Wild Nights!: Stories About the Last Days of Poe, Dickinson, Twain, James, and Hemingway

by Joyce Carol Oates

Published:April 2008
Pages:256
Publisher:Ecco
Links:
NY Times review
Washington Times review
NPR interview

This experimental short-story collection is cohesive without being contrived — Oates conjures a different voice for each of her subjects, and each story seems to originate from a different impulse altogether.

Review

Joyce Carol Oates posed as Emily Dickinson in the 1995 Halloween issue of the New York Times Magazine. No doubt, many an English teacher clipped the image, but, unsurprisingly, the contemporary author better embodies her muse with language. In Wild Nights!, Oates contemplates the immense task and the terrifying limitations of writing at the end of life on behalf of five American greats: Edgar Allan Poe, Mark Twain, Henry James, Ernest Hemingway, and, of course, Dickinson. Her title appropriately comes from the same Dickinson verse — ""Wild Nights / Wild Nights! / Were I with thee..." — that Oates cited for the Times picture more than a dozen years ago.

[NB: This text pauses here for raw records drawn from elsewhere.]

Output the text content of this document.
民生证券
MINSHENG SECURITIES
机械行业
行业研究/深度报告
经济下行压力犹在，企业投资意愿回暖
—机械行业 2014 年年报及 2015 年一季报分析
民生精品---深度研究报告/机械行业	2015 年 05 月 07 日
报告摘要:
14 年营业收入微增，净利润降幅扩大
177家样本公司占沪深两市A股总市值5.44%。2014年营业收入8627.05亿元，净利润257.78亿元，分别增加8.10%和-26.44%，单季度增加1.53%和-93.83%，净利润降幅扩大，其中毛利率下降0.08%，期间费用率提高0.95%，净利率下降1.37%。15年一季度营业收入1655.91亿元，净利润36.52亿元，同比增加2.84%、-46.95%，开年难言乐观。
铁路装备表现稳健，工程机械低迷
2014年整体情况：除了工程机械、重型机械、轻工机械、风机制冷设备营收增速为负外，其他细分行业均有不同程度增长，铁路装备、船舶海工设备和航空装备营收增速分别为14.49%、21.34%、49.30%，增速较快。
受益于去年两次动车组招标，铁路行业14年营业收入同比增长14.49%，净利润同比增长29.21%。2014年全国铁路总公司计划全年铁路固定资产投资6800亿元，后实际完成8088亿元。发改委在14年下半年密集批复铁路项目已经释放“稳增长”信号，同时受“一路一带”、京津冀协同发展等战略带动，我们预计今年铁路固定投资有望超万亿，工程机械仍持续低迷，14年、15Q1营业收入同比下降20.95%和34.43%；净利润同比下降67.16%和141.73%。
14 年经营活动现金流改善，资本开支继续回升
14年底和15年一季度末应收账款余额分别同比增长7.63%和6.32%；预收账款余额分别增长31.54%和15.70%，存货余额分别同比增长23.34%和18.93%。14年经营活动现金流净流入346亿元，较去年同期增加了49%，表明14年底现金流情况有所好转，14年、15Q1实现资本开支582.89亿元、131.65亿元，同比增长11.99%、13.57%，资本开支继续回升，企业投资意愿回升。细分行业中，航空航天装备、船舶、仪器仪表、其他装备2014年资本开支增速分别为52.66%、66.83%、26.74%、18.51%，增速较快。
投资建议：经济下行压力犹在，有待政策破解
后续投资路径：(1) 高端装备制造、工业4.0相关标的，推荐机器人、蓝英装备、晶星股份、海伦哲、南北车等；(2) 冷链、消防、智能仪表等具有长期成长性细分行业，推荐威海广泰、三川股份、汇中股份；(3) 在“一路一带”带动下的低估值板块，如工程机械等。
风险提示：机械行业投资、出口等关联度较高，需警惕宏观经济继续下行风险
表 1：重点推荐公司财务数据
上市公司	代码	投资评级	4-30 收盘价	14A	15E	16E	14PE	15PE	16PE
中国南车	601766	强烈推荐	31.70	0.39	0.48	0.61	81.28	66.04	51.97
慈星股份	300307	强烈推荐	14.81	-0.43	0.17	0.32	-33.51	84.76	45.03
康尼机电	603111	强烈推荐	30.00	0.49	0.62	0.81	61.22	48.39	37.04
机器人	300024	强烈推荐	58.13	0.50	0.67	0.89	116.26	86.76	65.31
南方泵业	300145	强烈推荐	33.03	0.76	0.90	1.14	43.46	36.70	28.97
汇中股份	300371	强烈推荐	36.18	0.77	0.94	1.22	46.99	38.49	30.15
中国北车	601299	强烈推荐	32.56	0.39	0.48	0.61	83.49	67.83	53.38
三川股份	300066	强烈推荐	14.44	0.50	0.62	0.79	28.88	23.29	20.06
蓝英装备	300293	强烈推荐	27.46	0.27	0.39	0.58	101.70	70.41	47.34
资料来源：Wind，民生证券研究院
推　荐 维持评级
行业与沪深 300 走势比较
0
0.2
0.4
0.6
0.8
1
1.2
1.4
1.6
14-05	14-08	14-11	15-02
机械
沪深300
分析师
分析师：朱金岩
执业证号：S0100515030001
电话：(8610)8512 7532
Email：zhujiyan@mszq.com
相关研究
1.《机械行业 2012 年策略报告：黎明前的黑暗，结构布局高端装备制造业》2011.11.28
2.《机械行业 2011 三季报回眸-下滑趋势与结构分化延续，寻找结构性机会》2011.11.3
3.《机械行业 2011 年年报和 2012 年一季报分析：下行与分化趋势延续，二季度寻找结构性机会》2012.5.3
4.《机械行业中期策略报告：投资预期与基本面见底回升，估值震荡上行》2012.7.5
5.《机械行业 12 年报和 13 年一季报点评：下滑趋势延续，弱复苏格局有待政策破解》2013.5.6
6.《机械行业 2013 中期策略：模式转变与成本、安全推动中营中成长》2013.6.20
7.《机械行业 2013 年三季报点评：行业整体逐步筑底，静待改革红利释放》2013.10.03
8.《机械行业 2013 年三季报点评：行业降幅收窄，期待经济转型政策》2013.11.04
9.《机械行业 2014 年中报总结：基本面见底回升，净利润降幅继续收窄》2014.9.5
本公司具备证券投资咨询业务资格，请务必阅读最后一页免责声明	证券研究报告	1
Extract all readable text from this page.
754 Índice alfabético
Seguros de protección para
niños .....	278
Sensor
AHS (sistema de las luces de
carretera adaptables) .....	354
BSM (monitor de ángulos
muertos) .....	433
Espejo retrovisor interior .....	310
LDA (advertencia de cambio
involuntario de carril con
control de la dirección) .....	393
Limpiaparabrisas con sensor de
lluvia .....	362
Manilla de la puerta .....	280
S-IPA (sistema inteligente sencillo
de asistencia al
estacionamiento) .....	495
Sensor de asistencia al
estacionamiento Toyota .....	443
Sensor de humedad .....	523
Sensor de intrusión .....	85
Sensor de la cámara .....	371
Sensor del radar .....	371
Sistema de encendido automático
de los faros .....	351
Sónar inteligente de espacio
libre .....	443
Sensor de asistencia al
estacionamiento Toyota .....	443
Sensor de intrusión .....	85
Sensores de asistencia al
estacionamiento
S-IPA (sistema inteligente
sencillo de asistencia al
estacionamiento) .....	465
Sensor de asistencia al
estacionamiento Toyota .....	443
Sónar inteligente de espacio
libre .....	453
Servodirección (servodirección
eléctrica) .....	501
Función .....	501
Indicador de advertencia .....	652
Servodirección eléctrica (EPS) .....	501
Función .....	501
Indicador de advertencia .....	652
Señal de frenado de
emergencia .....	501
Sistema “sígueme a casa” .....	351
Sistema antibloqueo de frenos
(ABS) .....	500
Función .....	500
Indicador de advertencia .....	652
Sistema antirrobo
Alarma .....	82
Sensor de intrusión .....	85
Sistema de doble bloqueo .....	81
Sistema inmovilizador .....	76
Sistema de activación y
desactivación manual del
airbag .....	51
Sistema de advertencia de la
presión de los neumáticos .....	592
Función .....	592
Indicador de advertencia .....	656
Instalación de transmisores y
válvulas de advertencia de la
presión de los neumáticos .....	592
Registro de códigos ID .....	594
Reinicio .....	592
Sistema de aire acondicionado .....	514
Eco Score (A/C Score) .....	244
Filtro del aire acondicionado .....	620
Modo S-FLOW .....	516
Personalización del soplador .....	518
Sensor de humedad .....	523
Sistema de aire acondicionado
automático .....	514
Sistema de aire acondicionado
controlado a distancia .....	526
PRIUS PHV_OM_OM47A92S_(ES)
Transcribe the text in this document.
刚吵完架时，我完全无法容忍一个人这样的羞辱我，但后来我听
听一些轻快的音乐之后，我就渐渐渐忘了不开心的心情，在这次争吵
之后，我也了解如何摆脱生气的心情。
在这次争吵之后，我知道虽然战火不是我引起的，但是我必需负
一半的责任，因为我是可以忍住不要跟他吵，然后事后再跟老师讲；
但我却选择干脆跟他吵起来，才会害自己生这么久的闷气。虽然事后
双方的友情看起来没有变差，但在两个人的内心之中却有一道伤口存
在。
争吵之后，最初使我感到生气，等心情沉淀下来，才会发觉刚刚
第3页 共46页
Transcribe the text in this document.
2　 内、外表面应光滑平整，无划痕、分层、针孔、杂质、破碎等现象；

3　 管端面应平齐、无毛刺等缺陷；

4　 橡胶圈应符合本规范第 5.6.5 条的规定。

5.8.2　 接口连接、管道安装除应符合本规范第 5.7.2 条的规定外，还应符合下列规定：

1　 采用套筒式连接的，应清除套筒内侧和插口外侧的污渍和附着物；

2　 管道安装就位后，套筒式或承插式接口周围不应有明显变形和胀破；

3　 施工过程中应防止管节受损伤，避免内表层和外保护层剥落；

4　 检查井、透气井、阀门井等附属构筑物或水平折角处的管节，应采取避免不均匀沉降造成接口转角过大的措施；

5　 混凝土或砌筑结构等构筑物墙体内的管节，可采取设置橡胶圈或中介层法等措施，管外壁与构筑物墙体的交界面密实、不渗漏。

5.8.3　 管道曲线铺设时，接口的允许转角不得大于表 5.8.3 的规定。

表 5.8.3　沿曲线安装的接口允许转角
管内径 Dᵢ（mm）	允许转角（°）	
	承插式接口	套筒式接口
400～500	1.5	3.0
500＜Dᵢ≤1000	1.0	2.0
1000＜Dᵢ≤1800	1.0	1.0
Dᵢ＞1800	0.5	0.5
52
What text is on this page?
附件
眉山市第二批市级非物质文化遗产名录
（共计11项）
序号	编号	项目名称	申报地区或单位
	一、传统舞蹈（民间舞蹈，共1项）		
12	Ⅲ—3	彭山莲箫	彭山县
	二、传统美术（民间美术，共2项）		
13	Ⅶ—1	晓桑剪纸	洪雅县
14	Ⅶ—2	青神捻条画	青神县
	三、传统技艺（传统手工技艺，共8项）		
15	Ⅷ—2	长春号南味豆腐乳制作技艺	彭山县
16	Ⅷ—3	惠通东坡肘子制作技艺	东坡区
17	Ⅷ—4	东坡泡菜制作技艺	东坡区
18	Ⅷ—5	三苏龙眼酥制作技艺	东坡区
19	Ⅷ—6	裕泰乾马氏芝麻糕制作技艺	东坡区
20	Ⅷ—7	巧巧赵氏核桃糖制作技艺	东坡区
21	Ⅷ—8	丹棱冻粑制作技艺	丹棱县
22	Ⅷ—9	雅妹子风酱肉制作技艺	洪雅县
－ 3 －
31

This experimental short-story collection is cohesive without being contrived. Oates conjures a different voice for each of her subjects, and each story seems to originate from a different impulse altogether. "Poe Posthumous; or, The Light-House" is a fantastical diary chronicling a decent into madness — composed with the abundant ampersands and uneven italics that mark private prose. "EDickinsonRepliLuxe," a tale of a suburban couple that purchases a Dickinson android, is science fiction layered over domestic drama. "Grandpa Clemens & Angelfish, 1906" — a story in letters — reveals Twain to have a bit of a confused fetish for young girls. In "The Master at St. Bartholomew's," the dignified James opens himself up to the sensuality of Whitman's poetry in a World War I hospital ward. And the clipped, limited-third-person narration of "Papa at Ketchum" carries Hemingway's anger and perhaps lingering sadness, but never approaches tenderness.

Oates' husband died earlier this year, and it is tempting to speculate on her emotions, just as she interpolates from the minds of her subjects. And yet, Oates has never been an author confined to her own experiences. In her hands, Hemingway's confession that "the purpose of the female is cunt" is as honest as James gently ministering to the war wounded. Wild Nights! is as much about writing as it is about dying, and the single theme that unites the five stories is each writer's peculiar brand of isolation. "Thoroughly alone," says Poe; "So lonely!" exclaims Dickinson; "LONELY! SECRET PEN-PAL WANTED!" Twain advertises; "This loneliness!" thinks James; and Hemingway is "always alone."